Can this dessert be made in advance?
The Pastry itself can be made ahead and kept in the fridge unbaked for up to 24 hours.
The orange cream needs to be poured into the baked crust straight away or it will start to set. But once assembled, the finished tart can be kept in the fridge for up to 24 hours before serving it.
More Orange Recipes:
- Sugar Free Orange Polenta Cake from My Sugar Free Kitchen
- Brandied Oranges from It’s Not Complicated Recipes
- Orange and Poppy Seed Muffins
- Orange Semolina Cake
- Dark Chocolate Brownies with Orange
- Almond Orange Cake
- Orange Glazed Spiced Honey Cake
- Mini Blood Orange Cakes
French Orange Tart
Sweet Shortcrust Pastry
- 100 gr (6 1/2 tbsp) Unsalted Butter very soft
- 40 gr (1/3 cup) Powdered Sugar or Confectionner's Sugar
- 1 Egg
- 40 gr (1/3 cup + 1 tsp) Almond Meal
- 200 gr (1 1/3 cup) Plain / All-Purpose Flour
- 1 pinch Salt
- 1 Orange, zested optional
- 3 Large Oranges – Juice and Zest or the equivalent of 300 ml – 1 1/4 cup of Juice
- 4 Eggs
- 60 gr (1/4 cup) Caster Sugar or fine white sugar
- 25 gr (3 1/2 tbsp) Cornstarch
- 115 gr (1/2 cup) Unsalted Butter soft
- 1 tsp Gelatine Powder optional
Sweet Shortcrust Pastry
- Place the very soft Butter in the bowl of your mixer with the Powdered Sugar and mix together with the leaf/paddle attachment until smooth and creamy.
- On low speed, stir in the Egg then the Almond Meal and Orange Zest (optional).
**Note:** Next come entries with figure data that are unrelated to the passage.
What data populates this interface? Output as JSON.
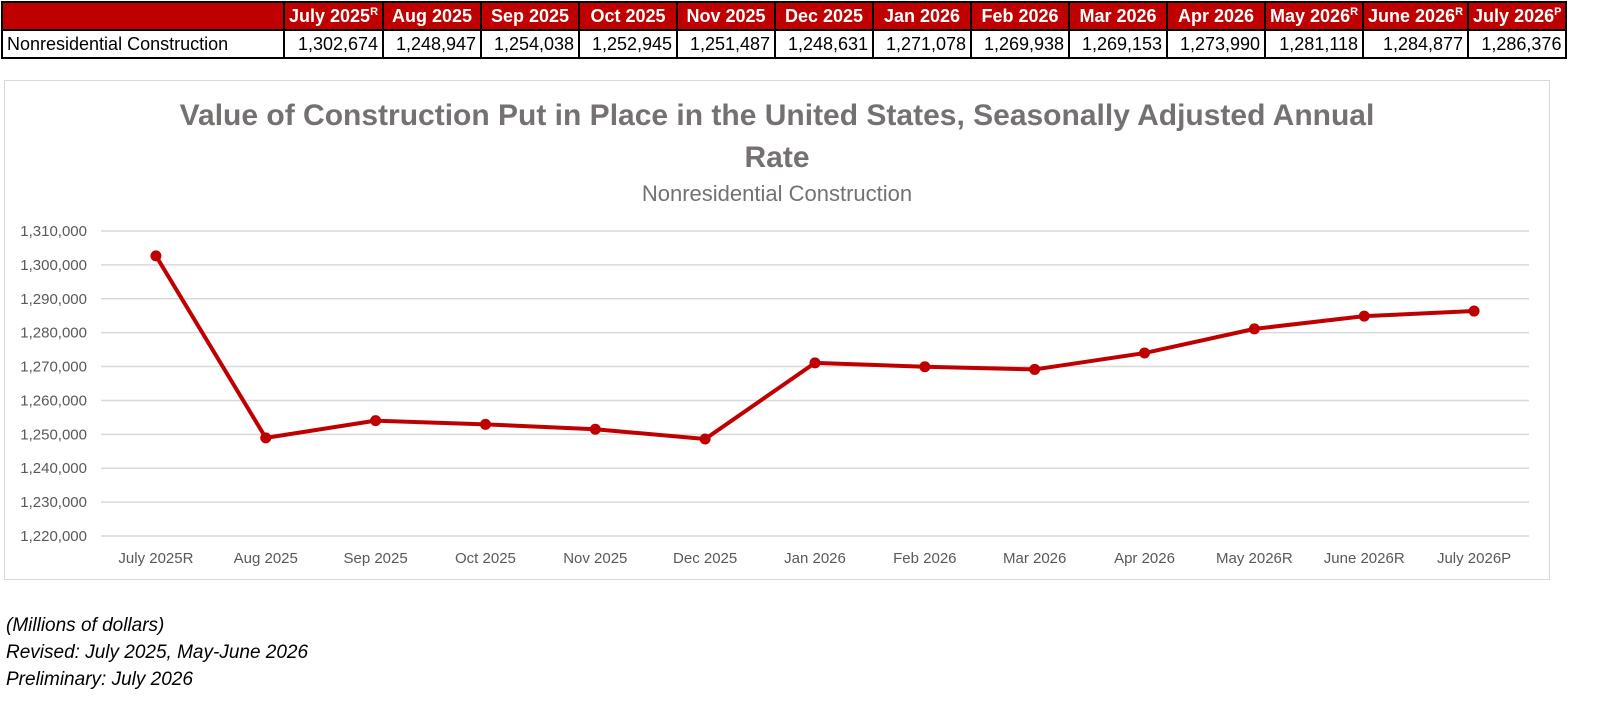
{
  "table": {
    "headers": [
      {
        "label": "July 2025",
        "mark": "R"
      },
      {
        "label": "Aug 2025",
        "mark": ""
      },
      {
        "label": "Sep 2025",
        "mark": ""
      },
      {
        "label": "Oct 2025",
        "mark": ""
      },
      {
        "label": "Nov 2025",
        "mark": ""
      },
      {
        "label": "Dec 2025",
        "mark": ""
      },
      {
        "label": "Jan 2026",
        "mark": ""
      },
      {
        "label": "Feb 2026",
        "mark": ""
      },
      {
        "label": "Mar 2026",
        "mark": ""
      },
      {
        "label": "Apr 2026",
        "mark": ""
      },
      {
        "label": "May 2026",
        "mark": "R"
      },
      {
        "label": "June 2026",
        "mark": "R"
      },
      {
        "label": "July 2026",
        "mark": "P"
      }
    ],
    "row_label": "Nonresidential Construction",
    "values": [
      "1,302,674",
      "1,248,947",
      "1,254,038",
      "1,252,945",
      "1,251,487",
      "1,248,631",
      "1,271,078",
      "1,269,938",
      "1,269,153",
      "1,273,990",
      "1,281,118",
      "1,284,877",
      "1,286,376"
    ]
  },
  "chart_data": {
    "type": "line",
    "title": "Value of Construction Put in Place in the United States, Seasonally Adjusted Annual Rate",
    "title_lines": [
      "Value of Construction Put in Place in the United States, Seasonally Adjusted Annual",
      "Rate"
    ],
    "subtitle": "Nonresidential Construction",
    "categories": [
      "July 2025R",
      "Aug 2025",
      "Sep 2025",
      "Oct 2025",
      "Nov 2025",
      "Dec 2025",
      "Jan 2026",
      "Feb 2026",
      "Mar 2026",
      "Apr 2026",
      "May 2026R",
      "June 2026R",
      "July 2026P"
    ],
    "series": [
      {
        "values": [
          1302674,
          1248947,
          1254038,
          1252945,
          1251487,
          1248631,
          1271078,
          1269938,
          1269153,
          1273990,
          1281118,
          1284877,
          1286376
        ]
      }
    ],
    "ylim": [
      1220000,
      1310000
    ],
    "yticks": [
      "1,220,000",
      "1,230,000",
      "1,240,000",
      "1,250,000",
      "1,260,000",
      "1,270,000",
      "1,280,000",
      "1,290,000",
      "1,300,000",
      "1,310,000"
    ],
    "ytick_values": [
      1220000,
      1230000,
      1240000,
      1250000,
      1260000,
      1270000,
      1280000,
      1290000,
      1300000,
      1310000
    ],
    "grid": true,
    "line_color": "#c00000",
    "title_color": "#767171",
    "axis_text_color": "#595959"
  },
  "notes": {
    "units": "(Millions of dollars)",
    "revised": "Revised: July 2025, May-June 2026",
    "preliminary": "Preliminary: July 2026"
  }
}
Scrap the edges of the bowl with a spatula if needed.
- Add the Plain Flour and Salt and mix it in on low speed until the dough comes together.
- Bring the pastry together into a ball then thinly roll between two sheets of baking paper (1). Place over a flat tray and put in the fridge to rest for at least an hour.
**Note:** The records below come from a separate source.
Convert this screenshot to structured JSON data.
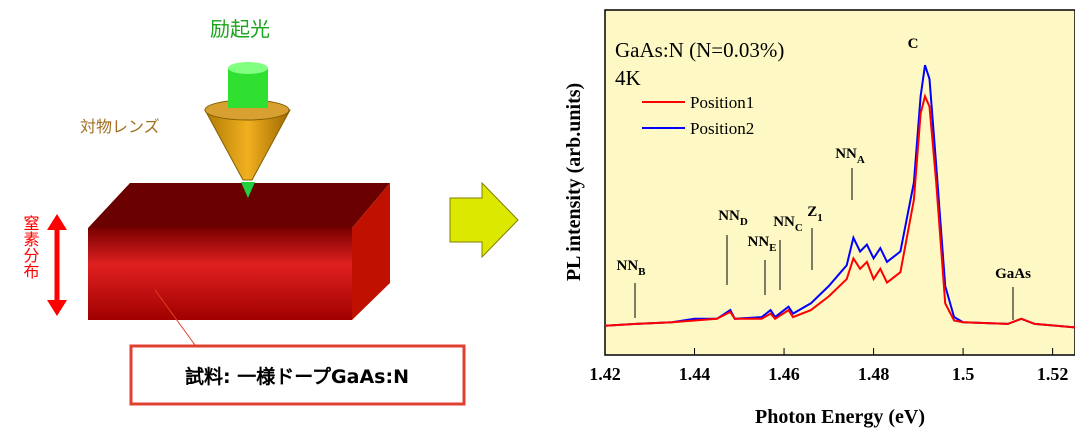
{
  "diagram": {
    "excitation_label": "励起光",
    "lens_label": "対物レンズ",
    "distribution_label": "窒素分布",
    "sample_label": "試料: 一様ドープGaAs:N"
  },
  "chart_data": {
    "type": "line",
    "x_label": "Photon Energy (eV)",
    "y_label": "PL intensity (arb.units)",
    "annotations_text": [
      "GaAs:N (N=0.03%)",
      "4K"
    ],
    "peaks": [
      {
        "text": "NN",
        "sub": "B"
      },
      {
        "text": "NN",
        "sub": "D"
      },
      {
        "text": "NN",
        "sub": "E"
      },
      {
        "text": "NN",
        "sub": "C"
      },
      {
        "text": "Z",
        "sub": "1"
      },
      {
        "text": "NN",
        "sub": "A"
      },
      {
        "text": "C"
      },
      {
        "text": "GaAs"
      }
    ],
    "x": [
      1.42,
      1.427,
      1.435,
      1.44,
      1.445,
      1.448,
      1.449,
      1.455,
      1.457,
      1.458,
      1.461,
      1.462,
      1.466,
      1.47,
      1.474,
      1.4755,
      1.477,
      1.4785,
      1.48,
      1.4815,
      1.483,
      1.486,
      1.489,
      1.4905,
      1.4915,
      1.4925,
      1.494,
      1.496,
      1.498,
      1.5,
      1.51,
      1.513,
      1.516,
      1.525
    ],
    "series": [
      {
        "name": "Position1",
        "color": "#ff0000",
        "values": [
          8.5,
          9,
          9.5,
          10,
          10.5,
          12.5,
          10.5,
          10.5,
          12,
          10.5,
          13,
          11,
          13,
          17,
          22,
          28,
          25,
          27,
          22,
          25,
          21,
          24,
          45,
          70,
          75,
          72,
          50,
          15,
          10,
          9.5,
          9,
          10.5,
          9,
          8
        ]
      },
      {
        "name": "Position2",
        "color": "#0000ff",
        "values": [
          8.5,
          9,
          9.5,
          10.5,
          10.5,
          13,
          10.5,
          11,
          13,
          11,
          14,
          12,
          15,
          20,
          26,
          34,
          30,
          32,
          28,
          31,
          27,
          30,
          50,
          75,
          84,
          80,
          55,
          20,
          11,
          9.5,
          9,
          10.5,
          9,
          8
        ]
      }
    ],
    "xlim": [
      1.42,
      1.525
    ],
    "xticks": [
      1.42,
      1.44,
      1.46,
      1.48,
      1.5,
      {
        "value": 1.52,
        "label": "1.52"
      }
    ],
    "ylim": [
      0,
      100
    ],
    "legend": "upper-left"
  }
}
- Once the pastry has chilled, line your Pastry Ring or Tart Pan and dock the pastry (2). If baking straight away, place it in the freezer for at least 30 minutes then bake for 25 to 30 minutes in an oven pre-heated on 160'C / 325'F. Otherwise, keep in the fridge until ready to bake (3).
- Leave to cool down completely before adding the cream filling.
- Zest and Juice the Oranges. Set aside the Zest, and place the Juice in a Small Pot (4). Heat up the juice on the stove on low heat until it simmers.
- While the juice is heating up, whisk together the Eggs, Sugar and Cornstarch in a separate heat-proof bowl until smooth.
- Once the Juice starts to simmer, slowly pour it over the Eggs/Sugar/Cornstarch while whisking. Mix well until combined and smooth, then pour it all back into the Pot.
- Place the pot back on the stove on low heat and keep whisking until the liquid starts to thicken (5). Remove from the stove and transfer into a clean Jug or bowl.
- Optional: re-hydrate the gelatine powder with a little bit of cold water and whisk it into the cream until fully dissolved.
- Leave the cream to cool down (6) then add the soft Butter and Orange Zest. Quickly mix it in with an immersion blender (or with a whisk) until fully combined (7).
- Pour the Orange Cream over the fully baked Tart Crust and smooth it out with a small offset spatula if needed. Place in the fridge to set for at least 2 to 3 hours, or up to 24 hours before serving.
- Optional: cut out small segments of fresh orange to garnish the tart before serving.
- I rolled the pastry to be about 4mm / 0.15 inch.
- To “dock” pastry means pricking it to avoid the formation of air bubbles. Simply use a fork and prick the whole bottom of the pastry, making sure the small holes go all the way through the pastry.
- I kept my lined tart ring in the fridge overnight, then placed it in the freezer while my over was pre-heating the next morning. The pastry needs to be very cold to avoid moving or shrinking in the oven.
- Pour through a thin mesh sieve to remove any pulp if preferred.
- It could take a few minutes on low heat. Make sure the heat is not too high or it might cook the eggs and curd. To make sure the eggs are fully cooked, whisk until you get a boil.
- Ideally, it should be around 40’C / 105’F before you add the Butter. If the cream is too warm, the butter will melt straight away and potentially split from the cream.
- It will only need a few seconds with an immersion blender – make sure not to over-mix it or it will turn liquid again. You can use a whisk if you do not have an immersion blender, but will need to stir it well to create an emulsion.